2.3. Direitos Fundamentais de Terceira Dimensão

 

            Os Direitos Fundamentais de Terceira Dimensão são conhecidos como direitos de solidariedade e fraternidade. “Os direitos de solidariedade contemplam o direito à paz, o direito ao desenvolvimento, o direito ao meio ambiente sadio e o direito ao patrimônio comum da humanidade” (NETO, 2014, p. 74).

            Estes direitos surgem com o fim da Segunda Guerra Mundial, por meio de um movimento mundial no sentido de internacionalizar os valores ligados a dignidade da pessoa humana, com base na crença que estes valores deveriam ser universais. Neste diapasão que é cada vez mais frequente o aparecimento de tratados internacionais, que são assinados por diversos países e que visam a proteção de valores e direitos ligados a dignidade da pessoa humana, como forma de se estabelecer um padrão ético de forma globalizada.

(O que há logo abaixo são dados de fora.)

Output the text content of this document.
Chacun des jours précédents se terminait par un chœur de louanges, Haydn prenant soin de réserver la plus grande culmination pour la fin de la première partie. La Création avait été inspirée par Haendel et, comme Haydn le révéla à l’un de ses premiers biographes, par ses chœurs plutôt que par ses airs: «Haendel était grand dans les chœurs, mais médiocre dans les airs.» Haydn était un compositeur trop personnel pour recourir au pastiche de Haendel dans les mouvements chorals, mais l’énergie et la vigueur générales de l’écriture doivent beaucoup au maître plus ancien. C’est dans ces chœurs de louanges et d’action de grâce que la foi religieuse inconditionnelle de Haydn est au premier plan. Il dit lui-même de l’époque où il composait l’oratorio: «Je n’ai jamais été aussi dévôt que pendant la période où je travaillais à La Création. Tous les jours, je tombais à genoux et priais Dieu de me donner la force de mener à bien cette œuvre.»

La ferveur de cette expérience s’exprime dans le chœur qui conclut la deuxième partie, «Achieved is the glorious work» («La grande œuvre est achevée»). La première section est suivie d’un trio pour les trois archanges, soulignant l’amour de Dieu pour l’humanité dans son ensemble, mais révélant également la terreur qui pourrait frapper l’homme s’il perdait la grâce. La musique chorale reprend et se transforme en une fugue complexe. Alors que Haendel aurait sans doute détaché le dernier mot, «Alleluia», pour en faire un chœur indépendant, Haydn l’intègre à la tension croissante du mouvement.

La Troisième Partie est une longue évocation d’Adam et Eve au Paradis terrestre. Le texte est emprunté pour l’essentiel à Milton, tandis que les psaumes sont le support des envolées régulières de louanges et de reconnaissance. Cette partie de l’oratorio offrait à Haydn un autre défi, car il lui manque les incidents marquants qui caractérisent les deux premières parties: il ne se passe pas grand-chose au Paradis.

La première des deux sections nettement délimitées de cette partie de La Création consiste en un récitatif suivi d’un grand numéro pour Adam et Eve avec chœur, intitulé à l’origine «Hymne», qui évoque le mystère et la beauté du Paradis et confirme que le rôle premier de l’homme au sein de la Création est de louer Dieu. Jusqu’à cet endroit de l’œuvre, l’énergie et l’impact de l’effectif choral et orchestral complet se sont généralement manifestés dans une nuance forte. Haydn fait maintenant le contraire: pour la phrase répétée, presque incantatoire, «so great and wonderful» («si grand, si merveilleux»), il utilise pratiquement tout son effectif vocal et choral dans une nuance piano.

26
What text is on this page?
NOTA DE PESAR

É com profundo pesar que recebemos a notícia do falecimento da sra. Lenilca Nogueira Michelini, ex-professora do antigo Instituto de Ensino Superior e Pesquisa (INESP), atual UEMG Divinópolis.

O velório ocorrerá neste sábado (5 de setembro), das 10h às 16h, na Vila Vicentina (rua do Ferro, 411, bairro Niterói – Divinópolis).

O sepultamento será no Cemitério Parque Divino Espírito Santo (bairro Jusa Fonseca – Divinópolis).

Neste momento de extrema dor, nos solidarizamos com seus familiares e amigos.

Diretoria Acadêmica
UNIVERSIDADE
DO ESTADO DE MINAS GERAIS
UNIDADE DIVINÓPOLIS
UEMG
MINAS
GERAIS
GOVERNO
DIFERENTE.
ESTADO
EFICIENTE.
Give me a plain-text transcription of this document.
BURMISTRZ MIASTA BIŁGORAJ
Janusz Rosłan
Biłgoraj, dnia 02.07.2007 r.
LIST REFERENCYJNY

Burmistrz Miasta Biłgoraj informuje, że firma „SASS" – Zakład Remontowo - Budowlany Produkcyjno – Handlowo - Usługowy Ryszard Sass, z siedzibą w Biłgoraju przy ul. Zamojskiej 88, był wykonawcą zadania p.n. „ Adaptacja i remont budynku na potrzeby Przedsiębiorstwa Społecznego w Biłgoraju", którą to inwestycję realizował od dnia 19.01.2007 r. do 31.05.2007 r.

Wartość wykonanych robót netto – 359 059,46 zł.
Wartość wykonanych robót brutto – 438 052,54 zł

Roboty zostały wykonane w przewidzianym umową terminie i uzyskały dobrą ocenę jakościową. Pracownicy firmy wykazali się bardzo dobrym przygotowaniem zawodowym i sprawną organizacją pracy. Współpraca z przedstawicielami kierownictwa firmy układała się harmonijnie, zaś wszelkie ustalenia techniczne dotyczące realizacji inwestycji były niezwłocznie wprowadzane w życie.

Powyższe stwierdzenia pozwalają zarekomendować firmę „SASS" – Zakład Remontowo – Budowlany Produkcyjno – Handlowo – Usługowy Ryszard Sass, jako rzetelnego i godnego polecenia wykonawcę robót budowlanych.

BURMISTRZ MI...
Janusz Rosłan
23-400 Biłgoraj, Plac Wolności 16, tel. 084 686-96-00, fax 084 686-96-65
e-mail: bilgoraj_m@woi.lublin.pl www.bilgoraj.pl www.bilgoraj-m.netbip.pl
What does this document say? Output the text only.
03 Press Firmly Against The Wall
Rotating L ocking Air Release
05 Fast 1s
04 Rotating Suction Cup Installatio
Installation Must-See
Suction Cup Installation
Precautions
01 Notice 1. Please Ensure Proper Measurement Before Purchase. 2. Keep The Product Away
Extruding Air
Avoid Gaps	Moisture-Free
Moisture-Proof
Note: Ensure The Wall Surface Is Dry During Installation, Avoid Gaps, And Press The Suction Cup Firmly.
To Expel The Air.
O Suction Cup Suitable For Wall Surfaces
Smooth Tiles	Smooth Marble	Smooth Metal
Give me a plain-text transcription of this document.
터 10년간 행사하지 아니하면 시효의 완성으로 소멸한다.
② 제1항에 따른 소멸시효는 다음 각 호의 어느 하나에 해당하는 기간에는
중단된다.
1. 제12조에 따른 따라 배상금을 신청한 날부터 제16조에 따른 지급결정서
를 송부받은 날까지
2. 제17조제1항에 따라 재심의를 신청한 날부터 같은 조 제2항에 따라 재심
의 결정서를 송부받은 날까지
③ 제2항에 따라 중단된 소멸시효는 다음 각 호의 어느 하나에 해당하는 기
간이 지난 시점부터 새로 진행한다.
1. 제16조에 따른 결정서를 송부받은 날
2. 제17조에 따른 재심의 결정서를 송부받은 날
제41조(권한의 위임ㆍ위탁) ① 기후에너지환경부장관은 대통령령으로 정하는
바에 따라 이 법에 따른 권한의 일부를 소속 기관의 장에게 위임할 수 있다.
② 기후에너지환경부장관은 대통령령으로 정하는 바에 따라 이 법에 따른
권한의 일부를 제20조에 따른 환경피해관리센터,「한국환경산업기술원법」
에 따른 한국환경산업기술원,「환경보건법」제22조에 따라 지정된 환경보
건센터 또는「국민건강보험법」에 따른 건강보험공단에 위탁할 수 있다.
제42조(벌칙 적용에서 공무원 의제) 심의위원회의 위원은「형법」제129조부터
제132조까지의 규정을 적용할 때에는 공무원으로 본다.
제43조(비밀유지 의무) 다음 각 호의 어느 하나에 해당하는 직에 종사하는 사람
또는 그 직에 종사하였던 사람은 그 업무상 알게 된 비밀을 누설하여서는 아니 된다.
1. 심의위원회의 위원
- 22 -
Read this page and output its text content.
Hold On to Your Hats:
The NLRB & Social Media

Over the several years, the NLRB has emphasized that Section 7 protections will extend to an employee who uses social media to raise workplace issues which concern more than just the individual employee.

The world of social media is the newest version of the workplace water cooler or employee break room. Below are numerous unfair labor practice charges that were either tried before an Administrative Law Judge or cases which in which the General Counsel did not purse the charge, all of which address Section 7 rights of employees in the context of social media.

            Podemos observar o avanço dessa nova dimensão de direitos fundamentais quando tratamos da proteção ao meio ambiente. Isso porque tivemos convenções internacionais que tratam da proteção ao meio ambiente: Estocolmo 72, Rio 92 e kyoto 98. Sobre este tema é importante destacarmos a observação de Silvio Beltramelli Neto:

 

“O Direito Ambiental só alcançará a sua efetividade plena se for protegido em todos os países do mundo, haja vista os reflexos que um desastre ambiental pode acarretar. Daí ser clara a sua caracterização como direito de solidariedade, um direito de terceira geração”. (NETO, 2015, p. 75).

 

            Considerando, portanto, que a proteção ao meio ambiente que engloba o meio ambiente do trabalho, é um relevante direito fundamental de terceira dimensão, a greve ambiental revela-se como um importante e necessário instrumento de proteção do meio ambiente de trabalhoe da sadia qualidade de vida do trabalhador.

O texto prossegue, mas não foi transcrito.